Accelerating Scientific Computing with GPUs

Last updated on 2024-08-13 | Edit this page

Overview

Questions

What differences are there in handling applications that can use a GPU?

Objectives

Learn a little about how GPUs can accelerate some scientific codes.
Understand the basics of compiling and running GPU codes.

How to use a GPU to Accelerate Scientific Calculations?

We normally think of a Graphics Processing Unit or GPU in terms of displaying graphics to a computer monitor. GPU cards are designed with many streaming processors that are great at performing lots of similar computations. While this makes them ideal for doing graphics work, it also makes them good for running some scientific codes. GPU cards can accelerate some scientific codes by an order of magnitude while costing much less than what the equivalent CPUs would.

NVIDIA dominates the GPU accelerating market with both 32-bit or consumer grade GPUs like the NVIDIA RTX 4090 that can cost around $1500, but they also produce 64-bit Tesla cards that have no graphics ports at all and are only designed for scientific computing. These include the NVIDIA A100 which can cost as much as $11,000 each or their newest H100 that can cost twice that. Compute nodes can host 1-8 GPU cards each and in some systems the high-end A100s and H100s may be linked together through a fast NVLink connection. Otherwise a multi-GPU run would need to communication across the PCI bus.

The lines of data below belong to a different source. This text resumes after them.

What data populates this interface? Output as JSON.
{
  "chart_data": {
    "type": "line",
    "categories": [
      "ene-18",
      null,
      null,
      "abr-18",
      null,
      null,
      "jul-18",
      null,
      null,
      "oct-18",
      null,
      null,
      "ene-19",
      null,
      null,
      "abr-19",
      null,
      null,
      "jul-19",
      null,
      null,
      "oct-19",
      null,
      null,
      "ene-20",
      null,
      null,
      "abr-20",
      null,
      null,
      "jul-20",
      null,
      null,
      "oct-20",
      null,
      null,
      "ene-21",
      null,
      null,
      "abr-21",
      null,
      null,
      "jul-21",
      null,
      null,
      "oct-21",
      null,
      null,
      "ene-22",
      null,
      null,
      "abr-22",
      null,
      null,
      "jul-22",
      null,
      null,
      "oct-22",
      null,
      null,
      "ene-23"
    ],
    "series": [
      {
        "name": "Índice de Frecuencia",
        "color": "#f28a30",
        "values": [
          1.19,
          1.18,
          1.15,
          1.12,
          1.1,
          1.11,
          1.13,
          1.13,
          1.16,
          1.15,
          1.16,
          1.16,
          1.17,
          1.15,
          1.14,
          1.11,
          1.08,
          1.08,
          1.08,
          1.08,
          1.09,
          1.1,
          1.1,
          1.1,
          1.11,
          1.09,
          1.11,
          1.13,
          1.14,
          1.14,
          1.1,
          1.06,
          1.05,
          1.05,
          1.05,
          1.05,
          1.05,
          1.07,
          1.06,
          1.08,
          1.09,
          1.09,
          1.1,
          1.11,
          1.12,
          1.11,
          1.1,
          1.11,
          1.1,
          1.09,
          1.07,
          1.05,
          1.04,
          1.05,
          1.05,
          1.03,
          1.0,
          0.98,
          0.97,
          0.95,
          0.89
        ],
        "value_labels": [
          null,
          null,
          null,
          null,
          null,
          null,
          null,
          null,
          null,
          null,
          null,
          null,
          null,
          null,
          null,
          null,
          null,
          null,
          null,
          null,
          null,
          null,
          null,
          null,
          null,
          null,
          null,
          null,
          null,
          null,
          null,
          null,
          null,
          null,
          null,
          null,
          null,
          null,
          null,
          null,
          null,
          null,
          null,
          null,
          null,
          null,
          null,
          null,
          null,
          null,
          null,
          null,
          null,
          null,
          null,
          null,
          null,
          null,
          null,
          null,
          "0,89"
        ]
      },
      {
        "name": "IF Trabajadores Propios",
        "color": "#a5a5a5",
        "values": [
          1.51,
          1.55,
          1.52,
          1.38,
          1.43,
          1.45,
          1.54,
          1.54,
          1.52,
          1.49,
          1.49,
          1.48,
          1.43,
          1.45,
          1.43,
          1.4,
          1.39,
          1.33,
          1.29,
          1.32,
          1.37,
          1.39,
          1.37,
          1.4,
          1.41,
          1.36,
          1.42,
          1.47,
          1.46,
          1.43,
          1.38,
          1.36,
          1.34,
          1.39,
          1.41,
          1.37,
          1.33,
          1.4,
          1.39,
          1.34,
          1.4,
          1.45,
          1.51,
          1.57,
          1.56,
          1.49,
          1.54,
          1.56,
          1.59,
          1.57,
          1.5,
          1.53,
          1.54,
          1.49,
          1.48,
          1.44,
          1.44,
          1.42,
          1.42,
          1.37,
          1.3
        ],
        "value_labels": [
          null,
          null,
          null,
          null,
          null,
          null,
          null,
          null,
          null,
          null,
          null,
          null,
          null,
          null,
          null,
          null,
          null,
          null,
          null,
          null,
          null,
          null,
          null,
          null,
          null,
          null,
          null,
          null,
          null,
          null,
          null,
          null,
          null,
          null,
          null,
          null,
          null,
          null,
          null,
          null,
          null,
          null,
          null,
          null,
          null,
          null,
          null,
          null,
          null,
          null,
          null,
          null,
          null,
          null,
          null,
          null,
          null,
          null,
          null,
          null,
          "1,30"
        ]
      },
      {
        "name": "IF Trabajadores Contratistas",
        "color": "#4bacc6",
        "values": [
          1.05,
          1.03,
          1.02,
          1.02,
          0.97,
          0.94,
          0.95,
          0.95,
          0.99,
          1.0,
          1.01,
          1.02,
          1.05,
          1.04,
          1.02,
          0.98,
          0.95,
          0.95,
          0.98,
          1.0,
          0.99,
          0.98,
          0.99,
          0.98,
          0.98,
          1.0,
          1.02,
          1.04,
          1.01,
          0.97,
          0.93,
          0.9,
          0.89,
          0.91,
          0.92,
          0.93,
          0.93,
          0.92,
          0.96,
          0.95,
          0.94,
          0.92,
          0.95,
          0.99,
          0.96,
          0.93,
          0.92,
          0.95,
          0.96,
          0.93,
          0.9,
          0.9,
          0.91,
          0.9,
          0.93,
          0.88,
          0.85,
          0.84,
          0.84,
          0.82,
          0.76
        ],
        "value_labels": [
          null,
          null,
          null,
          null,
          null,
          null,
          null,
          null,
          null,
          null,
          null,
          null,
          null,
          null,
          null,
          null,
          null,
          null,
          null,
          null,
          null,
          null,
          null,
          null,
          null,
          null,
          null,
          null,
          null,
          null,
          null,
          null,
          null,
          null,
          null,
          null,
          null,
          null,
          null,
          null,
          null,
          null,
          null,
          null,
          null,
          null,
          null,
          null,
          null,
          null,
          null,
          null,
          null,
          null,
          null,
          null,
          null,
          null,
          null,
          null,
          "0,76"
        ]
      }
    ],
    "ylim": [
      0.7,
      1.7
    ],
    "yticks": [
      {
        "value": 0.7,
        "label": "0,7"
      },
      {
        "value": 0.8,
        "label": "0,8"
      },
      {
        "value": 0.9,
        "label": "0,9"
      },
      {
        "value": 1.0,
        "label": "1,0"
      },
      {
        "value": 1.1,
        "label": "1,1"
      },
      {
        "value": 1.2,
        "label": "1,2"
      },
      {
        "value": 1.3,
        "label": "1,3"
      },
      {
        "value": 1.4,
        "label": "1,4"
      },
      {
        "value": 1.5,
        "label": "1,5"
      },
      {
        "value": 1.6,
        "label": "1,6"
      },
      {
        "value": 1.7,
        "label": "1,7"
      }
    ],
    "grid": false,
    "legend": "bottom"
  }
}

AMD GPUs can also be used to accelerate scientific jobs and are increasingly being found in the fastest supercomputers in the world. The code development is still behind that of the NVIDIA CUDA community due to its much later entrance into the scientific computing market. AMD has a Hip compiler that is used to generate code for the AMD GPUs, and it has the benefit of being able to compile the same code for NVIDIA GPUs as well. The AMD GPU line includes 32-bit GPUs such as the Radeon RX 6000 series and the 64-bit Radeon Instinct MI100 cards with costs comparable to the NVIDIA line.

Using GPUs for Machine Learning

Artificial Intelligence applications like Machine Learning can be done on any CPU or GPU. However, GPUs with tensor units can do them faster and less costly since tensor units can do more operations per clock cycle, and the lower precision of the results do not matter for Machine Learning applications. If your system is going to be primarily used for Machine Learning, you’ll want to look at the tensor units in the GPUs while the memory will limit the size of the system you can work with.

AMD and Intel GPUs do not have tensor units. NVIDIA offers tensor units in their 32-bit RTX GPUs providing an inexpensive means of accelerating machine learning algorithms. The 32-bit NVIDIA RTX 3090 for example offers 328 Tensor cores along with 10496 CUDA cores with a maximum of 24 GB of memory. The 64-bit NVIDIA A100 offers 432 Tensor cores along with 6912 CUDA cores for high-end computing and 40 GB or 80 GB of memory. These A100s can also be combined with the NVLink connection so that an 8xA100 GPU cluster can look to the user like a single GPU with 640 GB of memory.

Profiling GPU code

It is more difficult to profile GPU programs since half of the code is running on the CPU and half on the GPU. From outside the program, if a user can ssh into the compute node then running nvidia-smi provides a snapshot of the GPU utilization and GPU memory usage. In the job script the nvprof function can be used in place of the time function to give profile information for various functions of the job.

Compiling and running GPU jobs

Depending on your system you may need to load a module to gain access to the nvcc compiler for CUDA code. nvcc –help can provide you with all the optional parameters, but a basic compile is like nvcc code.cu -o cuda_exec_name. You can then run the executable like any other except that there must be a GPU present. If you are on an HPC system with the Slurm scheduler, you can request a single GPU by adding the –gres=gpu:1 parameter. You can also request a specific type of GPU, but this depends on how each system is set up so you will need to refer to the user documentations. On our HPC cluster at Kansas State University the request for one NVIDIA RTX 3090 would be –gres=gpu:geforce_rtx_3090:1.

Challenge

Run a simple GPU job if you have access to an HPC system with GPUs

Compile and run the hello_from_gpu.cu CUDA program. You may need to load a module to gain access to the nvcc compiler. There is an sb.hello_from_gpu Slurm batch script to submit the job.

Show me the solution

The goal is just to start getting you comfortable with compiling and submitting GPU jobs. Use nvcc hello_gpu.cu -o hello_from_gpu to compile. If you have Slurm on your HPC system you can submit the job with sbatch sb.hello_gpu but you may need to add a partition.

Summary

GPUs are more difficult to program, so for most scientists you will only want to know how to run codes when GPUs are involved and not how to program them yourself. If you are fortunate enough to have an algorithm that someone has accelerated with a GPU, GPUs can often provide an order of magnitude increase in speed over just using CPUs and greatly reduce the cost of doing a calculation.

Key Points

Start to become comfortable with using GPUs on an HPC system.